Tuesday, July 24, 2012

Running will ruin your feet and knees? Rubbish.

Started reading a short book called Running Fast and Injury-Free by Gordon Pirie. From my perspective, it's a lot of the same stuff I've been reading for the past several months, but it must have been pretty revolutionary when it was first written! Here's a snippet:
People are advised not to run because it will ruin their feet and knees. In 45 years, I have run more than 240,000 miles without any major problems, and with more than half that distance covered on so-called hard pavement. Have I been lucky? No. I have merely employed correct technique, as described, and have been careful about the shoes I wear. 
There are few accidents in athletics if a runner is successful (whether in terms of Olympic medals or just years of injury-free running), and there is a reason for this success. The most significant element is correct technique (made possible by good shoes). There is a lot more to running correctly than just getting your feet and legs working properly, however. What you do with your hands and arms is equally important. I have heard a number of well-known coaches tell runners that it doesn't matter what they do with their arms. My response is to ask them if it is okay if I run with one arm behind my back and the other between my legs. They look at me as if I've lost my marbles. Then I put both hands over my head and ask: "Is this okay?". Or, I'll put my hands on my ears and ask: "How about this?" If none of these methods of carrying your arms is correct, and if we eliminate all the incorrect ways of using your upper body and arms (reductio ad absurdum in mathematics), we logically should arrive at something that works very well indeed. 

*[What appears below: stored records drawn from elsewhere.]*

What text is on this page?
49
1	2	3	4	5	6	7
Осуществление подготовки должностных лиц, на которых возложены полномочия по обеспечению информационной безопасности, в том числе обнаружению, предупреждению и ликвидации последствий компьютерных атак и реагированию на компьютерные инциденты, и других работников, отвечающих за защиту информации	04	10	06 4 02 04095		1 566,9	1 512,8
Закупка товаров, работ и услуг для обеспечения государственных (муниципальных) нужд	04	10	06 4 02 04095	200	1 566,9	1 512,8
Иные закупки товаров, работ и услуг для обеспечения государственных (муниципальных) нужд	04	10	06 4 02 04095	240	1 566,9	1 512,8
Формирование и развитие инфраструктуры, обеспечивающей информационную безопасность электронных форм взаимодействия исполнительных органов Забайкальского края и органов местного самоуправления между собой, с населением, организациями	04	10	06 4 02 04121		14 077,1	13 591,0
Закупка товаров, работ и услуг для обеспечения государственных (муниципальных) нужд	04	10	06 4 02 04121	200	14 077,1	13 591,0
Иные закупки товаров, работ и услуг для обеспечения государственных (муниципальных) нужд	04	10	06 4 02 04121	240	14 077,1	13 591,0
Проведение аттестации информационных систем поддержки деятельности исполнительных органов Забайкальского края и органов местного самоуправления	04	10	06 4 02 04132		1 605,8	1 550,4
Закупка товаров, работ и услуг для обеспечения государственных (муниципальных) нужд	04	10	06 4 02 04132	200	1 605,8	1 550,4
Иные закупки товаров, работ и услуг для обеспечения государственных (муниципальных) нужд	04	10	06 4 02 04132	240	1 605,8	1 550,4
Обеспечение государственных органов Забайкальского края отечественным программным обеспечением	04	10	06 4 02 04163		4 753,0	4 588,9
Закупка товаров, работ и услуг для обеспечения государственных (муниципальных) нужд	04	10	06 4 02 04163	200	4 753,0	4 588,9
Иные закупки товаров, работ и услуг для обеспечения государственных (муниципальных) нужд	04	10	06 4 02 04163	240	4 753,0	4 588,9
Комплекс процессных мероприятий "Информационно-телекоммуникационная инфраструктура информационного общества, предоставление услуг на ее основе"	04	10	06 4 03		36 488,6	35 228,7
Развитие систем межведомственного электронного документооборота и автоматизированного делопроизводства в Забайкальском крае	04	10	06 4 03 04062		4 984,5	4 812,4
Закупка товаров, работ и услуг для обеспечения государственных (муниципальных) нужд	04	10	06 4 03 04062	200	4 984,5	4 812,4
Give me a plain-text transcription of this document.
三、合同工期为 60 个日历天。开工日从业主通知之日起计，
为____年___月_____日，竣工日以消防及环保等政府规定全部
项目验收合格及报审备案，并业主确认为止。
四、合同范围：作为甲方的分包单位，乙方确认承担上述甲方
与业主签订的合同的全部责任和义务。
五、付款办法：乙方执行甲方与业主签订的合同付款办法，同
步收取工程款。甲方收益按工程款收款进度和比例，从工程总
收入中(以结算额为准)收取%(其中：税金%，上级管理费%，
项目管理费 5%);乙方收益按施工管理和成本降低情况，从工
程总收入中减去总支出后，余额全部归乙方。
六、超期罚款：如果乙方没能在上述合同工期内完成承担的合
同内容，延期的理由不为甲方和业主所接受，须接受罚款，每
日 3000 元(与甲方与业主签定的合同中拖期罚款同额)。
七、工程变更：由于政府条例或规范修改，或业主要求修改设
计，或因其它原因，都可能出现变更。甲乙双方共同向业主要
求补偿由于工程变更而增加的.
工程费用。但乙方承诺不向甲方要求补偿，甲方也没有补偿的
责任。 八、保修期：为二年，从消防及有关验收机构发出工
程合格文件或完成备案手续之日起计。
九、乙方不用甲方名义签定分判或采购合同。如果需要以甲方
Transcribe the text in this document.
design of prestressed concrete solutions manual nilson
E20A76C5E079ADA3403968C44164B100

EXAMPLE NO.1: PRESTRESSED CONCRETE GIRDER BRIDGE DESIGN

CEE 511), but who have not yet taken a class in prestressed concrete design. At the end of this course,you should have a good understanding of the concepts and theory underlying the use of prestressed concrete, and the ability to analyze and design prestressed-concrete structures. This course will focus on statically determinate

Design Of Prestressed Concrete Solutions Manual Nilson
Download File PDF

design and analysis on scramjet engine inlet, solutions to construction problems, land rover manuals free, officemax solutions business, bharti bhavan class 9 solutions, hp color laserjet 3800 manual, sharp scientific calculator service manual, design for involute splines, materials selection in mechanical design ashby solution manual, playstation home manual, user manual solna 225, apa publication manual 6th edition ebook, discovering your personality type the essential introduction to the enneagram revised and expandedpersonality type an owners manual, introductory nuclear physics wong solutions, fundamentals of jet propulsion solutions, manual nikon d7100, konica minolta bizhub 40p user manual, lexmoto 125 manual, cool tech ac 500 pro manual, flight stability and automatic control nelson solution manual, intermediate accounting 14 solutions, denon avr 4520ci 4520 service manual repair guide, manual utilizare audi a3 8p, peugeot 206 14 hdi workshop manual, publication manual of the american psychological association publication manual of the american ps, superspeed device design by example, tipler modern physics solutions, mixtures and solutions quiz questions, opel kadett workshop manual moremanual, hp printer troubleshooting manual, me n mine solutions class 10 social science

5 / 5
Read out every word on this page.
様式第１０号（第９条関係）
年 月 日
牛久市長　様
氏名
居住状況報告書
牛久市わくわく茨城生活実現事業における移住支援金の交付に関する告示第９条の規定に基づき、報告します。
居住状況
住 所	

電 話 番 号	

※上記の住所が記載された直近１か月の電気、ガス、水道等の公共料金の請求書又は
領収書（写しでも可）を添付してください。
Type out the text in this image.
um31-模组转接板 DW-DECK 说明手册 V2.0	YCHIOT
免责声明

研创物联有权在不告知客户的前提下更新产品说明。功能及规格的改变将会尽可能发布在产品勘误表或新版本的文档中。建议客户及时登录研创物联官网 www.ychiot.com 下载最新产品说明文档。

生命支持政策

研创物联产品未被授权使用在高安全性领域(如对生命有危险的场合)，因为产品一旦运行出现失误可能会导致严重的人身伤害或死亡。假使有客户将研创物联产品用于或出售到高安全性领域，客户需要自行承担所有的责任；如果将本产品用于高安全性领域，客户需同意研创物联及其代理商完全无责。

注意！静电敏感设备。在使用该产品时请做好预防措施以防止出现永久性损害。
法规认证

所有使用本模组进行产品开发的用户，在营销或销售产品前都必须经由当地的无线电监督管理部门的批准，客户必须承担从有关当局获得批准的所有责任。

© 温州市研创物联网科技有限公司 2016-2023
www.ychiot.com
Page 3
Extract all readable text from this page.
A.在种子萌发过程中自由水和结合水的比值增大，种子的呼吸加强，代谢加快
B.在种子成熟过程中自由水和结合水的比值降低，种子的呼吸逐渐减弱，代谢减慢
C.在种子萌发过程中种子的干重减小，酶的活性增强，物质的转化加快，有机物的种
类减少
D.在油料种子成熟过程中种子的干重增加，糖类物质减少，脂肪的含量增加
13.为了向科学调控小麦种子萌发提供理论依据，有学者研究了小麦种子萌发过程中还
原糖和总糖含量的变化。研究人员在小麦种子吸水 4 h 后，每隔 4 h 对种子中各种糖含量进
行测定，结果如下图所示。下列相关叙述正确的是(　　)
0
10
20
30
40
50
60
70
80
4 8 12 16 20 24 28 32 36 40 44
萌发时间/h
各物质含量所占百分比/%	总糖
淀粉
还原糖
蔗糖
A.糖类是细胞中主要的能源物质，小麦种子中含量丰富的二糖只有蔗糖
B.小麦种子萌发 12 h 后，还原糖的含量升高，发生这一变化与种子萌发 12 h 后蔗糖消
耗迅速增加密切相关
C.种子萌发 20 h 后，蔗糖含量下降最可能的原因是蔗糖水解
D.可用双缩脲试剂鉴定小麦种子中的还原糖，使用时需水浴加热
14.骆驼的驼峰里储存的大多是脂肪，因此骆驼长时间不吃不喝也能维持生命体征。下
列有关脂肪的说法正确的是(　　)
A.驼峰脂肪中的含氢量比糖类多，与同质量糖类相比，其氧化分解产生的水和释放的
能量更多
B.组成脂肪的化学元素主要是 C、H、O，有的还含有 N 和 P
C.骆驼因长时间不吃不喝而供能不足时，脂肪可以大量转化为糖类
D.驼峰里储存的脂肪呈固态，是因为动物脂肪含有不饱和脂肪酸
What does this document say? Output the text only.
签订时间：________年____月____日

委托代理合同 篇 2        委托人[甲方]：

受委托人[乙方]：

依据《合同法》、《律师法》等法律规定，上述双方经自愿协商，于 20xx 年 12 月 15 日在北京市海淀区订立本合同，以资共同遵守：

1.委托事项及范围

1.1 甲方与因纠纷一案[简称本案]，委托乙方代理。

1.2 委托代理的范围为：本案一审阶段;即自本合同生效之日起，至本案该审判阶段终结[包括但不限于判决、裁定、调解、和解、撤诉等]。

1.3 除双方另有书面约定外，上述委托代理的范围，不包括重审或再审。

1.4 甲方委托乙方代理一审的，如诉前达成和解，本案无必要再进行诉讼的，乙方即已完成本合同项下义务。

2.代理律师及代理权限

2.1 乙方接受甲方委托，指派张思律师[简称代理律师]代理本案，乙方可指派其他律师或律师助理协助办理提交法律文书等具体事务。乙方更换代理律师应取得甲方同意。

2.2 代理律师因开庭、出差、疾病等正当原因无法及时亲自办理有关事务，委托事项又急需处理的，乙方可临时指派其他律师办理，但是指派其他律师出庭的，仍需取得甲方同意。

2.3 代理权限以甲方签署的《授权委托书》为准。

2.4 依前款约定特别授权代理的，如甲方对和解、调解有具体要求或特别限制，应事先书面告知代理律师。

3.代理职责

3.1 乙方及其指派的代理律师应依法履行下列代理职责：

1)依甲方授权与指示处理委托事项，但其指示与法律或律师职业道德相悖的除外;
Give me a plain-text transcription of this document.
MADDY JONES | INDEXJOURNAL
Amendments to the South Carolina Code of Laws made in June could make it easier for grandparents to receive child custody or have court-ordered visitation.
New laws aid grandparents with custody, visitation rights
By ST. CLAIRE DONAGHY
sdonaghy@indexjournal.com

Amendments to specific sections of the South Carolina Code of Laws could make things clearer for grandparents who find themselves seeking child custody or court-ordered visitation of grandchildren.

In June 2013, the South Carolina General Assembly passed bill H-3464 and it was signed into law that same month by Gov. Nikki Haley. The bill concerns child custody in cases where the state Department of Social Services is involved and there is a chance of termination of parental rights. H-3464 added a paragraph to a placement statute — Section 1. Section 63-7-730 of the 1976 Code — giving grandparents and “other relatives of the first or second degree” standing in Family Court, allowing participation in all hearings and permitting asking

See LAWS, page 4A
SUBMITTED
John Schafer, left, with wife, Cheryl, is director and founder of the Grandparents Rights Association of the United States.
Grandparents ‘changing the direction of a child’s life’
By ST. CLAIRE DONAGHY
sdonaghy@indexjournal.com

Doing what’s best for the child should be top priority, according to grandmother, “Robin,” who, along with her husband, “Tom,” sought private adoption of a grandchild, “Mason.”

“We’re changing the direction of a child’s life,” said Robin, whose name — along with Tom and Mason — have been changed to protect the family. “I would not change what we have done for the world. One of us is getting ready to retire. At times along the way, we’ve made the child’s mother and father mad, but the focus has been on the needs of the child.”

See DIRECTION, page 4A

The best way to get a clear idea of how to use your hands and arms is to watch what the best runners in the world are doing with theirs. You will not find sloppy technique among the vast majority of the best runners. In any sport, the athletes we most admire are those who have the capacity to make everything they do look easy. The champions have an appearance of economy of movement which gives an illusion of ease. Those who are at the top are making maximum use of their bodies with powerful action. The way the human body is designed and put together demands that certain criteria be met for it to function the way it is supposed to. While it is important to take into account individual differences, the basic biomechanics required for maximum speed and efficiency will be the same for every runner. All humans have joints which bend the same way, and similar muscle elasticity and blood viscosity.